Croatian Prime Minister Ivo Sanader made an official visit to Serbia and Montenegro today, sending a strong signal that the two countries are steadily improving bilateral relations and are ready to work together towards regional stability.
Croatian PM Makes Historic Visit to Belgrade
Croatian Prime Minister Ivo Sanader made an official visit to Serbia and Montenegro today, sending a strong signal that the two countries are steadily improving bilateral relations and are ready to work together towards regional stability.
PM Sanader is the first Croatian premier to pay an official visit to Belgrade since Croatia gained independence from the former Yugoslavia in 1992. Sanader was greeted with a military guard of honor by Svetozar Marovic, president of Serbia and Montenegro. He also held talks with his counterpart, Vojislav Kustonica.
The Sanader-Marovic talks focused on bilateral relations as well as on the two countries’ prospects of joining Euro-Atlantic institutions. They issued a joint statement that read, “The Republic of Croatia and Serbia and Montenegro are interested in solving all remaining outstanding issues, in establishing a good neighborly partnership on the foundation of equality, reciprocity, trust and the joint vision of a European future for our part of Europe, and in the completion of the process of normalization in all segments of bilateral cooperation.”

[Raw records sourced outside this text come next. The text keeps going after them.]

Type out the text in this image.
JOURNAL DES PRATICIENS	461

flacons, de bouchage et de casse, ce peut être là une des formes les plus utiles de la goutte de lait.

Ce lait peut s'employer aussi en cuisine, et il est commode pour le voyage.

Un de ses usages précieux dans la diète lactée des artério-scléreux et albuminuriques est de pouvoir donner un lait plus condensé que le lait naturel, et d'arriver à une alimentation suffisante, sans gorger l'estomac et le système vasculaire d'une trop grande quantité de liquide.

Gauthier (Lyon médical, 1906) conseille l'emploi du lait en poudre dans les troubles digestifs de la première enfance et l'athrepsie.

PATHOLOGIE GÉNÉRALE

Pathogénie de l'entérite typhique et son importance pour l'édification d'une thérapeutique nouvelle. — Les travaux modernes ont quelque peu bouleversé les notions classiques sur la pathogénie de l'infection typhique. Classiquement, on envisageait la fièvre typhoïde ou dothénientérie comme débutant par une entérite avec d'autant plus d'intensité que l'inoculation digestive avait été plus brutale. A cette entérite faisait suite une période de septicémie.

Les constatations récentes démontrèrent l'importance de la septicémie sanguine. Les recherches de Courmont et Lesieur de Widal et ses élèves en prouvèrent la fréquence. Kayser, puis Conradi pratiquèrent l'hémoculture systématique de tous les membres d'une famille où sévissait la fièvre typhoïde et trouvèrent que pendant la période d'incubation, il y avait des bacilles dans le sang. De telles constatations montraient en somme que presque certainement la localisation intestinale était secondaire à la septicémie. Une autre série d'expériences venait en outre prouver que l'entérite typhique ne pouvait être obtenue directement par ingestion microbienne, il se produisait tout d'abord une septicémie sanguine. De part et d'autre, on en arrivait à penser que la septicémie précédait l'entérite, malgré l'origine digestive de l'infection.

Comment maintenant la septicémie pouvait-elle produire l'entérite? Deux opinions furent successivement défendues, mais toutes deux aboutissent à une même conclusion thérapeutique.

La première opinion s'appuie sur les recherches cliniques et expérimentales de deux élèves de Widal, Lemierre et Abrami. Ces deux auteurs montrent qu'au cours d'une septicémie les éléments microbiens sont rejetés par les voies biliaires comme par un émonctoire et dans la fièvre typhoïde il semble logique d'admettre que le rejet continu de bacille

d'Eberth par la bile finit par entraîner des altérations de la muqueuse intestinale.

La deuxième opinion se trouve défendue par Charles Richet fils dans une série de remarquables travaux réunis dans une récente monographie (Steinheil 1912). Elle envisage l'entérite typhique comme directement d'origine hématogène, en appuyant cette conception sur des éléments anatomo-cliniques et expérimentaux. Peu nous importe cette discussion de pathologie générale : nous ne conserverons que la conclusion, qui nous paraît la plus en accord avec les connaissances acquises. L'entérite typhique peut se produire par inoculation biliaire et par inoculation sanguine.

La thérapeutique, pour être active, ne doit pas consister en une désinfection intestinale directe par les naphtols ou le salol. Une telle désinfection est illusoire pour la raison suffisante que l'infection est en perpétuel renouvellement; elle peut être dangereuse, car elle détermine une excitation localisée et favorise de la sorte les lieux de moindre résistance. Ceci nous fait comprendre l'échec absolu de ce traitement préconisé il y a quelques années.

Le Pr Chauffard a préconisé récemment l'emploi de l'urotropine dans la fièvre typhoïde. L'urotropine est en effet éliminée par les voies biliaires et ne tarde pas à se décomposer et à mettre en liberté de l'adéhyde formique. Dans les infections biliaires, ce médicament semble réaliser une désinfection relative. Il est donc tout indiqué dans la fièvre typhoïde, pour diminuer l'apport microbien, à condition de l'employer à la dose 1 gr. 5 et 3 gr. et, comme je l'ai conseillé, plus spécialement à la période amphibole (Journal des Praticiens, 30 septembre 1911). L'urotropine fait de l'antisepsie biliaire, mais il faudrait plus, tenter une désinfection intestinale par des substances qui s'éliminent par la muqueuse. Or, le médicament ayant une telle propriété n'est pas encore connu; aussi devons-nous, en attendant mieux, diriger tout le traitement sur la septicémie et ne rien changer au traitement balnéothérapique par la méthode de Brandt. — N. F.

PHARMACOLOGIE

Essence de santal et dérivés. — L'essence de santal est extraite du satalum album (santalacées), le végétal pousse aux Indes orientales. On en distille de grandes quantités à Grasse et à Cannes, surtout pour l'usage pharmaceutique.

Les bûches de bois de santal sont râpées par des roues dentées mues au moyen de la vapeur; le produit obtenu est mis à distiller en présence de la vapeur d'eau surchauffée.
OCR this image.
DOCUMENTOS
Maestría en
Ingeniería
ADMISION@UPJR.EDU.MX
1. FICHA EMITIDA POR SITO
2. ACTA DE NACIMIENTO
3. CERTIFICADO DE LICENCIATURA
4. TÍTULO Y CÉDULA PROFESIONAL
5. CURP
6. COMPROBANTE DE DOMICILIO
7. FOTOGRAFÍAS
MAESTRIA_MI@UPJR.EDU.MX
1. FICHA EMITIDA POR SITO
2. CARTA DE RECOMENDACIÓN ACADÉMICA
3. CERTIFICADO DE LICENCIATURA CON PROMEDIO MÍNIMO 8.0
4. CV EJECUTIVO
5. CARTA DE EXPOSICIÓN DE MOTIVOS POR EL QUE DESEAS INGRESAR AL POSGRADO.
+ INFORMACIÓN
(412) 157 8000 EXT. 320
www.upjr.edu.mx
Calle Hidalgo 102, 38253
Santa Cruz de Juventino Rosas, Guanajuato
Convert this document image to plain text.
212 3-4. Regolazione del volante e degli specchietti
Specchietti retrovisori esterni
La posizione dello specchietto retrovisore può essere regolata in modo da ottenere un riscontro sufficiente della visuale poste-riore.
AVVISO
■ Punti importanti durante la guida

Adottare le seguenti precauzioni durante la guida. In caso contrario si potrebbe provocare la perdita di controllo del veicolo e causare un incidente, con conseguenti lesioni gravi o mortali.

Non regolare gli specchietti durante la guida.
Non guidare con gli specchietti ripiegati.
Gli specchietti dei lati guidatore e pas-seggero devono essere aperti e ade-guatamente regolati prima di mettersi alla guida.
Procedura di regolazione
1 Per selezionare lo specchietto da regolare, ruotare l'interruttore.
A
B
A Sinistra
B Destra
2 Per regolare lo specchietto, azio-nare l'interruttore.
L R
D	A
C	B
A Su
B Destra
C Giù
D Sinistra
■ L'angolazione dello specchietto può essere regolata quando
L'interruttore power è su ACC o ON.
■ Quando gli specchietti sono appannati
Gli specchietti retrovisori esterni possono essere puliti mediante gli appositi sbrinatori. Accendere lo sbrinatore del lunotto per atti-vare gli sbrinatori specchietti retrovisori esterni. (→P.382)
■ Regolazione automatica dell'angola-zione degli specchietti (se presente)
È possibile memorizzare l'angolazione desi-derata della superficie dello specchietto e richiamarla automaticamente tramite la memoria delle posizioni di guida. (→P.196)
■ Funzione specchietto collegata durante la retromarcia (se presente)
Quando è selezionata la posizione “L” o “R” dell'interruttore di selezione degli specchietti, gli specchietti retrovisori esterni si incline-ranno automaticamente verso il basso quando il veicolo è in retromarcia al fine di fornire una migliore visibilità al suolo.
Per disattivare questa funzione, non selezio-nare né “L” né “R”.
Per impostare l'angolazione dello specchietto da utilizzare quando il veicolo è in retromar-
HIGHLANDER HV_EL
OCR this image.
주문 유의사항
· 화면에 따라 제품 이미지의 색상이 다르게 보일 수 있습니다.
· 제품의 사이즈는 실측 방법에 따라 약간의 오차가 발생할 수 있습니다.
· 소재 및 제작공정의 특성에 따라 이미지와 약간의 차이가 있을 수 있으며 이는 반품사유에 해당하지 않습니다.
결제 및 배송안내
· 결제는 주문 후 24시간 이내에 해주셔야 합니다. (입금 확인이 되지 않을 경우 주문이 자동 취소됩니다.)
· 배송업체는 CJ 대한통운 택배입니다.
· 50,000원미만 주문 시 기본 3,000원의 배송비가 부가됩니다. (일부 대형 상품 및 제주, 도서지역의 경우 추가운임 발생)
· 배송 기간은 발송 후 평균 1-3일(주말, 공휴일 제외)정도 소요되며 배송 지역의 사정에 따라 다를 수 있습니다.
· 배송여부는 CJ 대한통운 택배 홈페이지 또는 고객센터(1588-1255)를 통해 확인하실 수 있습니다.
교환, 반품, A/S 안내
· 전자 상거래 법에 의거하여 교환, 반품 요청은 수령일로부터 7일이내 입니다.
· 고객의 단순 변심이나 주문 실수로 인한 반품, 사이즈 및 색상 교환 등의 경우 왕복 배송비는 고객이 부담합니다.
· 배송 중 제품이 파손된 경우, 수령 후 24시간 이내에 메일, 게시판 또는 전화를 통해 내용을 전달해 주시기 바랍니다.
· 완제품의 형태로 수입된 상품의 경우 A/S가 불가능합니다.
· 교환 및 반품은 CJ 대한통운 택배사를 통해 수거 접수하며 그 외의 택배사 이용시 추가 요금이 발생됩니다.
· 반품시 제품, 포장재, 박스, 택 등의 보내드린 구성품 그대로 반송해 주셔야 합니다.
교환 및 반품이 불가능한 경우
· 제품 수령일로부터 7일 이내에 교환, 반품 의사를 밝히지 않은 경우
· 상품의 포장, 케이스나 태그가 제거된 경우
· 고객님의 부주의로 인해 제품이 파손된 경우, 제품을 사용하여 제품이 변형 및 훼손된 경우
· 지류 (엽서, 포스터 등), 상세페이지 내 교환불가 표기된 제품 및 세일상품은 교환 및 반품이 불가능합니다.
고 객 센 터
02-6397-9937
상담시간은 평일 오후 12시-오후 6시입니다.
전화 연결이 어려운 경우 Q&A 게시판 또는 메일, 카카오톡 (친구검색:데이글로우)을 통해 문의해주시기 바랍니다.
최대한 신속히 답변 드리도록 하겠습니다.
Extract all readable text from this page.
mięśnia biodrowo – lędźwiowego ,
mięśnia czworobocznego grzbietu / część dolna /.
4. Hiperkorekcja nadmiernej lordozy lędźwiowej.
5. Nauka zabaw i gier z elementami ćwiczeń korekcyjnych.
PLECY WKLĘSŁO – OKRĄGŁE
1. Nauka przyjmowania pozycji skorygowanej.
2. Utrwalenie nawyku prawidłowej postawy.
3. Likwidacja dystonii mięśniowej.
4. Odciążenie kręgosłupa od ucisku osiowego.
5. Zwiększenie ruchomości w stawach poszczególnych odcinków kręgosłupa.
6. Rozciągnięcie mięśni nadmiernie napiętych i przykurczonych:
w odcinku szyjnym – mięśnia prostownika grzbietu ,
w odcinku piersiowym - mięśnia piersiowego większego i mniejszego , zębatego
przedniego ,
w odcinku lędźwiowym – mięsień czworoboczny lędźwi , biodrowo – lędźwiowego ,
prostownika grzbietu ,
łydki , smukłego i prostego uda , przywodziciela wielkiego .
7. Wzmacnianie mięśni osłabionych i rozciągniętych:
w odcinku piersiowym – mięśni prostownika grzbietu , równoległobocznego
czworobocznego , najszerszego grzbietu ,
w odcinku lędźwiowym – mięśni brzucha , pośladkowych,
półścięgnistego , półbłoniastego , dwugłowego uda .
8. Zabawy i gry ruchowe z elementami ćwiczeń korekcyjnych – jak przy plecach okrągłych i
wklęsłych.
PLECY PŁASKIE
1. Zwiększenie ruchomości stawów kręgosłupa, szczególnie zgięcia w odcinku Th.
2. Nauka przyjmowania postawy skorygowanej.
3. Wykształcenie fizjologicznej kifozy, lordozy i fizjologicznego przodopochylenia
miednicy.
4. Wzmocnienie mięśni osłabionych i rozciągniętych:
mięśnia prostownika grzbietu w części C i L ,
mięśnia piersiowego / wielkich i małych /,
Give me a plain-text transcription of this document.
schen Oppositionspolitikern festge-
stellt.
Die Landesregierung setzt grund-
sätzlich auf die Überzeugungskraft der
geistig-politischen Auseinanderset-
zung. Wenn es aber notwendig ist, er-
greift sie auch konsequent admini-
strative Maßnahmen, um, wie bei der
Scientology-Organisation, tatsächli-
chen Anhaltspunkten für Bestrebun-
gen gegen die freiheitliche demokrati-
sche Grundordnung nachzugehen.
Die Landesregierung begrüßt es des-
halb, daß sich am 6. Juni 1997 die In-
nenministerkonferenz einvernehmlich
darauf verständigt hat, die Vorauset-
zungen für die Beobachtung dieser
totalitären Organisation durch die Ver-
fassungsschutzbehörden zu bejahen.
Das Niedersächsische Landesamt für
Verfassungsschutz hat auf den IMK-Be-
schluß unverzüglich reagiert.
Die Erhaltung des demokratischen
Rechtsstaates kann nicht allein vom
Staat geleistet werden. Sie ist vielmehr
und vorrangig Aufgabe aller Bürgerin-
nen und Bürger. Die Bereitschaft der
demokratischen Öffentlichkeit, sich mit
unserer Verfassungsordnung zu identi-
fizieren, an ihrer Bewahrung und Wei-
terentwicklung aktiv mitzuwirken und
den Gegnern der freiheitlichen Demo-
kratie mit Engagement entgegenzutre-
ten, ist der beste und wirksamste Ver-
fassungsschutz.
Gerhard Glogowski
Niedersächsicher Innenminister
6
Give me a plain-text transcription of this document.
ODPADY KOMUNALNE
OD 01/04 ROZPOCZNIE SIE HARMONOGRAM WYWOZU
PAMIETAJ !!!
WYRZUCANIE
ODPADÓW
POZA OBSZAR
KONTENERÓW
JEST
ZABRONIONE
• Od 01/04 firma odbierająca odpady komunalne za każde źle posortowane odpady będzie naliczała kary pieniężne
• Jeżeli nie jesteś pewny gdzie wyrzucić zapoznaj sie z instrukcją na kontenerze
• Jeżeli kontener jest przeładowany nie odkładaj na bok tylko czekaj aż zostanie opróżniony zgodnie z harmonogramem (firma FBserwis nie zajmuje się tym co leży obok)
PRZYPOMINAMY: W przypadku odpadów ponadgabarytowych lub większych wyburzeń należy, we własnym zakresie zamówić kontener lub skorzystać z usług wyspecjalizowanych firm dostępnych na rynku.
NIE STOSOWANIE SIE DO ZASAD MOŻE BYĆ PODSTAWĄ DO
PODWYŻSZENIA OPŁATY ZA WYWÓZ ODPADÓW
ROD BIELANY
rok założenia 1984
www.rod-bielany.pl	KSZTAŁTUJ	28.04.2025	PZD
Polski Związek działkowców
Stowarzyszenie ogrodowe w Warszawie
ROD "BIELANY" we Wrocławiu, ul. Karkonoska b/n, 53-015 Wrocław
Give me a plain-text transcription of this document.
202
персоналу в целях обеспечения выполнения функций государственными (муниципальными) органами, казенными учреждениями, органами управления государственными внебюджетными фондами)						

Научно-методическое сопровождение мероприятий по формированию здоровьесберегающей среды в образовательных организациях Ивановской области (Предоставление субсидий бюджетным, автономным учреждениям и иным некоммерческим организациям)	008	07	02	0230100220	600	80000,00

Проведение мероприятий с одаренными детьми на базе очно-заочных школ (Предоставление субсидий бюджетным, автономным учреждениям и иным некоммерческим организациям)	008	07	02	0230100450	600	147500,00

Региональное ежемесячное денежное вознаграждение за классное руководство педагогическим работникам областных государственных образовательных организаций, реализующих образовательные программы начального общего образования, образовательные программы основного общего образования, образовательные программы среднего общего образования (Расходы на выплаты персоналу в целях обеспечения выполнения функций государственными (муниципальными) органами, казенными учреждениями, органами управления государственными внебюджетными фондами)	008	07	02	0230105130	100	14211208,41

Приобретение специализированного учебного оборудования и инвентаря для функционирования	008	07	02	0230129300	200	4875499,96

Croatia’s PM told reporters that the future of the two countries is in a united Europe. The project of uniting Europe cannot be completed unless all countries in the region enter the EU, Sanader said, adding that the speed of reforms and strengthening of democracy, as well as the rule of law and the respect for human and minorities’ rights, would define the pace of each country’s admission into the European bloc. The Croatian PM reiterated that Zagreb expected entry negotiations with the EU to start by March 2005 at the latest.
Sanader and Marovic also hailed a bilateral agreement on the protection of minorities signed earlier in the day by Croatian Justice Minister Vesna Škare Ozbolt and Rasim Ljajic, Minister of Human and Minority Rights for Serbia and Montenegro.